Implement Cholesky factorization as \texttt{cholesky.m} with form/signature
\centerline{\texttt{[L,ifail] = cholesky(A)}}
\noindent Note that the algorithm computes $L_{ii} = \sqrt{A_{ii}}$ and then later it divides by this number. Thus, if $A_{ii}\le 0$ at some stage then the algorithm should stop and report failure. The suggested form is designed to support this behavior. Namely, if $A$ is indeed SPD then \texttt{cholesky} should succeed and return $L$ as the first output and \texttt{ifail} $=-1$ as the second output. Otherwise, if $A_{ii}\le 0$ at some stage, it should return the index $i\ge 1$ for which the algorithm has failed, and the incomplete $L$ computed so far. Then one can tell if the algorithm has succeeded by testing ``\texttt{ifail < 0}''.
Test your program by applying it to these two $4\times 4$ matrices:
$$A = \begin{bmatrix}
4 & 1 & -1 & 1 \\
1 & 3 & -2 & -1 \\
-1 & -2 & 3 & -1 \\
1 & -1 & -1 & 2
\end{bmatrix}, \qquad
B = \begin{bmatrix}
4 & -1 & -1 & 1 \\
-1 & 3 & -2 & 1 \\
-1 & -2 & 3 & -1 \\
1 & 1 & -1 & 2
\end{bmatrix}$$
Which of these matrices is SPD? For the SPD matrix, check that the error, namely the norm of the difference between $L L^\top$ and the matrix, is indeed very small. Does the built-in command \texttt{chol} produce exactly the same $L$, or very close?
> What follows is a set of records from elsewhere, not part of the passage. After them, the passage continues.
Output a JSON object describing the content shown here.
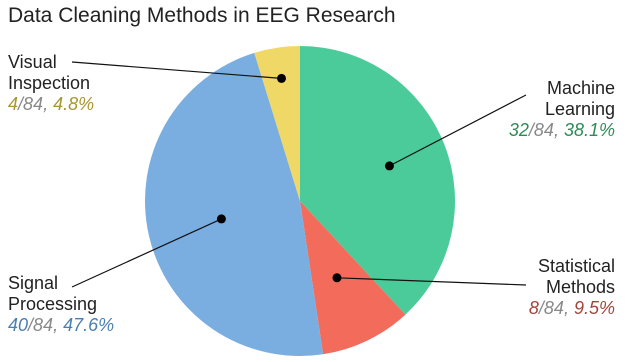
{
  "chart_data": {
    "type": "pie",
    "title": "Data Cleaning Methods in EEG Research",
    "total": 84,
    "slices": [
      {
        "label_lines": [
          "Machine",
          "Learning"
        ],
        "count": 32,
        "percent": "38.1%",
        "color": "#4ccb9a",
        "text_color": "#2e8b57"
      },
      {
        "label_lines": [
          "Statistical",
          "Methods"
        ],
        "count": 8,
        "percent": "9.5%",
        "color": "#f26b5b",
        "text_color": "#a3453a"
      },
      {
        "label_lines": [
          "Signal",
          "Processing"
        ],
        "count": 40,
        "percent": "47.6%",
        "color": "#7aaee0",
        "text_color": "#4a7fb0"
      },
      {
        "label_lines": [
          "Visual",
          "Inspection"
        ],
        "count": 4,
        "percent": "4.8%",
        "color": "#f0d866",
        "text_color": "#a8962e"
      }
    ],
    "start_angle_deg": 0,
    "direction": "clockwise"
  }
}
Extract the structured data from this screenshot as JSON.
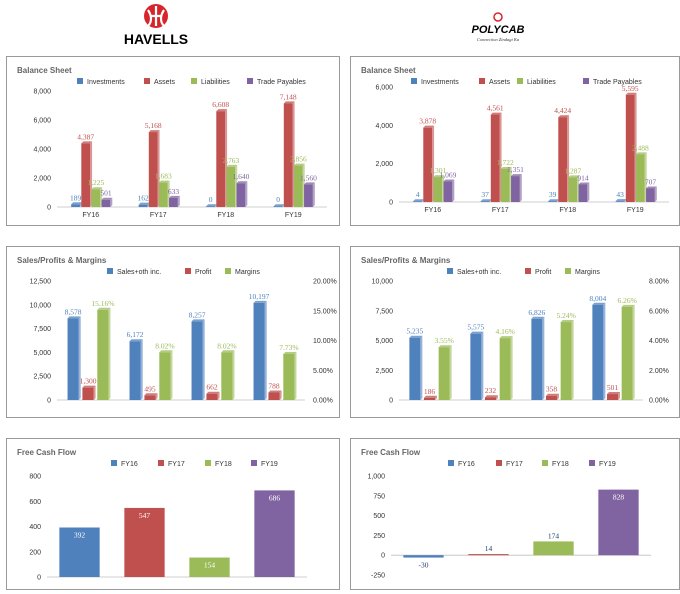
{
  "logos": {
    "left": {
      "text": "HAVELLS",
      "color": "#d7262b"
    },
    "right": {
      "text": "POLYCAB",
      "tagline": "Connection Zindagi Ka",
      "color": "#d7262b"
    }
  },
  "colors": {
    "blue": "#4f81bd",
    "red": "#c0504d",
    "green": "#9bbb59",
    "purple": "#8064a2"
  },
  "panels": [
    {
      "id": "havells-balance",
      "box": [
        6,
        56,
        334,
        170
      ],
      "chart_data": {
        "type": "bar",
        "title": "Balance Sheet",
        "categories": [
          "FY16",
          "FY17",
          "FY18",
          "FY19"
        ],
        "series": [
          {
            "name": "Investments",
            "color": "blue",
            "values": [
              189,
              162,
              0,
              0
            ]
          },
          {
            "name": "Assets",
            "color": "red",
            "values": [
              4387,
              5168,
              6608,
              7148
            ]
          },
          {
            "name": "Liabilities",
            "color": "green",
            "values": [
              1225,
              1683,
              2763,
              2856
            ]
          },
          {
            "name": "Trade Payables",
            "color": "purple",
            "values": [
              501,
              633,
              1640,
              1560
            ]
          }
        ],
        "ylim": [
          0,
          8000
        ],
        "yticks": [
          0,
          2000,
          4000,
          6000,
          8000
        ],
        "ytick_labels": [
          "0",
          "2,000",
          "4,000",
          "6,000",
          "8,000"
        ],
        "data_labels": [
          [
            "189",
            "162",
            "0",
            "0"
          ],
          [
            "4,387",
            "5,168",
            "6,608",
            "7,148"
          ],
          [
            "1,225",
            "1,683",
            "2,763",
            "2,856"
          ],
          [
            "501",
            "633",
            "1,640",
            "1,560"
          ]
        ],
        "legend": "top"
      }
    },
    {
      "id": "polycab-balance",
      "box": [
        350,
        56,
        330,
        170
      ],
      "chart_data": {
        "type": "bar",
        "title": "Balance Sheet",
        "categories": [
          "FY16",
          "FY17",
          "FY18",
          "FY19"
        ],
        "series": [
          {
            "name": "Investments",
            "color": "blue",
            "values": [
              4,
              37,
              39,
              43
            ]
          },
          {
            "name": "Assets",
            "color": "red",
            "values": [
              3878,
              4561,
              4424,
              5595
            ]
          },
          {
            "name": "Liabilities",
            "color": "green",
            "values": [
              1301,
              1722,
              1287,
              2488
            ]
          },
          {
            "name": "Trade Payables",
            "color": "purple",
            "values": [
              1069,
              1351,
              914,
              707
            ]
          }
        ],
        "ylim": [
          0,
          6000
        ],
        "yticks": [
          0,
          2000,
          4000,
          6000
        ],
        "ytick_labels": [
          "0",
          "2,000",
          "4,000",
          "6,000"
        ],
        "data_labels": [
          [
            "4",
            "37",
            "39",
            "43"
          ],
          [
            "3,878",
            "4,561",
            "4,424",
            "5,595"
          ],
          [
            "1,301",
            "1,722",
            "1,287",
            "2,488"
          ],
          [
            "1,069",
            "1,351",
            "914",
            "707"
          ]
        ],
        "legend": "top"
      }
    },
    {
      "id": "havells-sales",
      "box": [
        6,
        246,
        334,
        172
      ],
      "chart_data": {
        "type": "bar",
        "title": "Sales/Profits & Margins",
        "categories": [
          "FY16",
          "FY17",
          "FY18",
          "FY19"
        ],
        "series": [
          {
            "name": "Sales+oth inc.",
            "color": "blue",
            "values": [
              8578,
              6172,
              8257,
              10197
            ],
            "axis": "left"
          },
          {
            "name": "Profit",
            "color": "red",
            "values": [
              1300,
              495,
              662,
              788
            ],
            "axis": "left"
          },
          {
            "name": "Margins",
            "color": "green",
            "values": [
              15.16,
              8.02,
              8.02,
              7.73
            ],
            "axis": "right"
          }
        ],
        "ylim": [
          0,
          12500
        ],
        "yticks": [
          0,
          2500,
          5000,
          7500,
          10000,
          12500
        ],
        "ytick_labels": [
          "0",
          "2,500",
          "5,000",
          "7,500",
          "10,000",
          "12,500"
        ],
        "y2lim": [
          0,
          20
        ],
        "y2ticks": [
          0,
          5,
          10,
          15,
          20
        ],
        "y2tick_labels": [
          "0.00%",
          "5.00%",
          "10.00%",
          "15.00%",
          "20.00%"
        ],
        "data_labels": [
          [
            "8,578",
            "6,172",
            "8,257",
            "10,197"
          ],
          [
            "1,300",
            "495",
            "662",
            "788"
          ],
          [
            "15.16%",
            "8.02%",
            "8.02%",
            "7.73%"
          ]
        ],
        "legend": "top"
      }
    },
    {
      "id": "polycab-sales",
      "box": [
        350,
        246,
        330,
        172
      ],
      "chart_data": {
        "type": "bar",
        "title": "Sales/Profits & Margins",
        "categories": [
          "FY16",
          "FY17",
          "FY18",
          "FY19"
        ],
        "series": [
          {
            "name": "Sales+oth inc.",
            "color": "blue",
            "values": [
              5235,
              5575,
              6826,
              8004
            ],
            "axis": "left"
          },
          {
            "name": "Profit",
            "color": "red",
            "values": [
              186,
              232,
              358,
              501
            ],
            "axis": "left"
          },
          {
            "name": "Margins",
            "color": "green",
            "values": [
              3.55,
              4.16,
              5.24,
              6.26
            ],
            "axis": "right"
          }
        ],
        "ylim": [
          0,
          10000
        ],
        "yticks": [
          0,
          2500,
          5000,
          7500,
          10000
        ],
        "ytick_labels": [
          "0",
          "2,500",
          "5,000",
          "7,500",
          "10,000"
        ],
        "y2lim": [
          0,
          8
        ],
        "y2ticks": [
          0,
          2,
          4,
          6,
          8
        ],
        "y2tick_labels": [
          "0.00%",
          "2.00%",
          "4.00%",
          "6.00%",
          "8.00%"
        ],
        "data_labels": [
          [
            "5,235",
            "5,575",
            "6,826",
            "8,004"
          ],
          [
            "186",
            "232",
            "358",
            "501"
          ],
          [
            "3.55%",
            "4.16%",
            "5.24%",
            "6.26%"
          ]
        ],
        "legend": "top"
      }
    },
    {
      "id": "havells-fcf",
      "box": [
        6,
        438,
        334,
        152
      ],
      "chart_data": {
        "type": "bar",
        "title": "Free Cash Flow",
        "categories": [
          "FY16",
          "FY17",
          "FY18",
          "FY19"
        ],
        "series": [
          {
            "name": "FY16",
            "color": "blue",
            "value": 392
          },
          {
            "name": "FY17",
            "color": "red",
            "value": 547
          },
          {
            "name": "FY18",
            "color": "green",
            "value": 154
          },
          {
            "name": "FY19",
            "color": "purple",
            "value": 686
          }
        ],
        "ylim": [
          0,
          800
        ],
        "yticks": [
          0,
          200,
          400,
          600,
          800
        ],
        "ytick_labels": [
          "0",
          "200",
          "400",
          "600",
          "800"
        ],
        "data_labels": [
          "392",
          "547",
          "154",
          "686"
        ],
        "legend": "top"
      }
    },
    {
      "id": "polycab-fcf",
      "box": [
        350,
        438,
        330,
        152
      ],
      "chart_data": {
        "type": "bar",
        "title": "Free Cash Flow",
        "categories": [
          "FY16",
          "FY17",
          "FY18",
          "FY19"
        ],
        "series": [
          {
            "name": "FY16",
            "color": "blue",
            "value": -30
          },
          {
            "name": "FY17",
            "color": "red",
            "value": 14
          },
          {
            "name": "FY18",
            "color": "green",
            "value": 174
          },
          {
            "name": "FY19",
            "color": "purple",
            "value": 828
          }
        ],
        "ylim": [
          -250,
          1000
        ],
        "yticks": [
          -250,
          0,
          250,
          500,
          750,
          1000
        ],
        "ytick_labels": [
          "-250",
          "0",
          "250",
          "500",
          "750",
          "1,000"
        ],
        "data_labels": [
          "-30",
          "14",
          "174",
          "828"
        ],
        "legend": "top"
      }
    }
  ]
}
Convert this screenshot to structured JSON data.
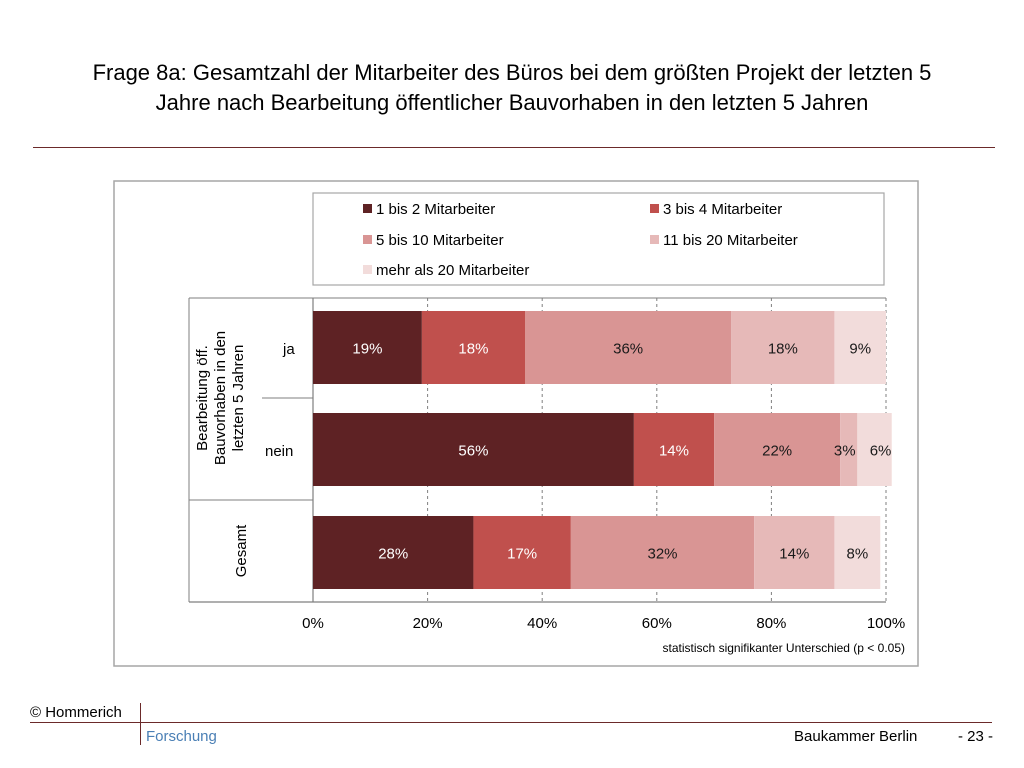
{
  "title_lines": [
    "Frage 8a: Gesamtzahl der Mitarbeiter des Büros bei dem größten Projekt der letzten 5",
    "Jahre nach Bearbeitung öffentlicher Bauvorhaben in den letzten 5 Jahren"
  ],
  "colors": [
    "#5e2224",
    "#c0504d",
    "#d99594",
    "#e6b9b8",
    "#f2dcdb"
  ],
  "chart_data": {
    "type": "bar",
    "orientation": "horizontal",
    "stacked": true,
    "categories": [
      "ja",
      "nein",
      "Gesamt"
    ],
    "group_label_lines": [
      "Bearbeitung öff.",
      "Bauvorhaben in den",
      "letzten 5 Jahren"
    ],
    "total_label": "Gesamt",
    "series": [
      {
        "name": "1 bis 2 Mitarbeiter",
        "values": [
          19,
          56,
          28
        ]
      },
      {
        "name": "3 bis 4 Mitarbeiter",
        "values": [
          18,
          14,
          17
        ]
      },
      {
        "name": "5 bis 10 Mitarbeiter",
        "values": [
          36,
          22,
          32
        ]
      },
      {
        "name": "11 bis 20 Mitarbeiter",
        "values": [
          18,
          3,
          14
        ]
      },
      {
        "name": "mehr als 20 Mitarbeiter",
        "values": [
          9,
          6,
          8
        ]
      }
    ],
    "value_labels": [
      [
        "19%",
        "18%",
        "36%",
        "18%",
        "9%"
      ],
      [
        "56%",
        "14%",
        "22%",
        "3%",
        "6%"
      ],
      [
        "28%",
        "17%",
        "32%",
        "14%",
        "8%"
      ]
    ],
    "xlim": [
      0,
      100
    ],
    "xticks": [
      "0%",
      "20%",
      "40%",
      "60%",
      "80%",
      "100%"
    ],
    "grid": true,
    "legend": "top",
    "note": "statistisch  signifikanter Unterschied   (p < 0.05)"
  },
  "footer": {
    "copyright": "© Hommerich",
    "brand": "Forschung",
    "org": "Baukammer Berlin",
    "page": "- 23 -"
  }
}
\epart{b} Now write a code called \texttt{spdsolve.m} with form
\centerline{\texttt{x = spdsolve(A,b)}}
\noindent This code solves $A x = b$ if $A$ is SPD. It calls \texttt{cholesky.m} to get $L$ so that $L L^\top = A$ and then it solves the two systems $L y = b$ and $L^\top x = y$. The latter two systems can be solved by \Matlab/\Octave's backslash, which will automatically do the forward/back-substitution on these triangular systems. Your code will also determine if $A$ is SPD. Your code will do at most $\frac{1}{3} n^3 + O(n^2)$ floating point operations.
Make sure that the checks you make for being SPD are from code you write, not other expensive steps. The main point here is that \emph{running Cholesky and seeing if it fails} is the fastest known way to determine the non-obvious answer to ``is my symmetric matrix with positive diagonal actually SPD?''
%\prob{Problem P12.} CABLE
\end{document}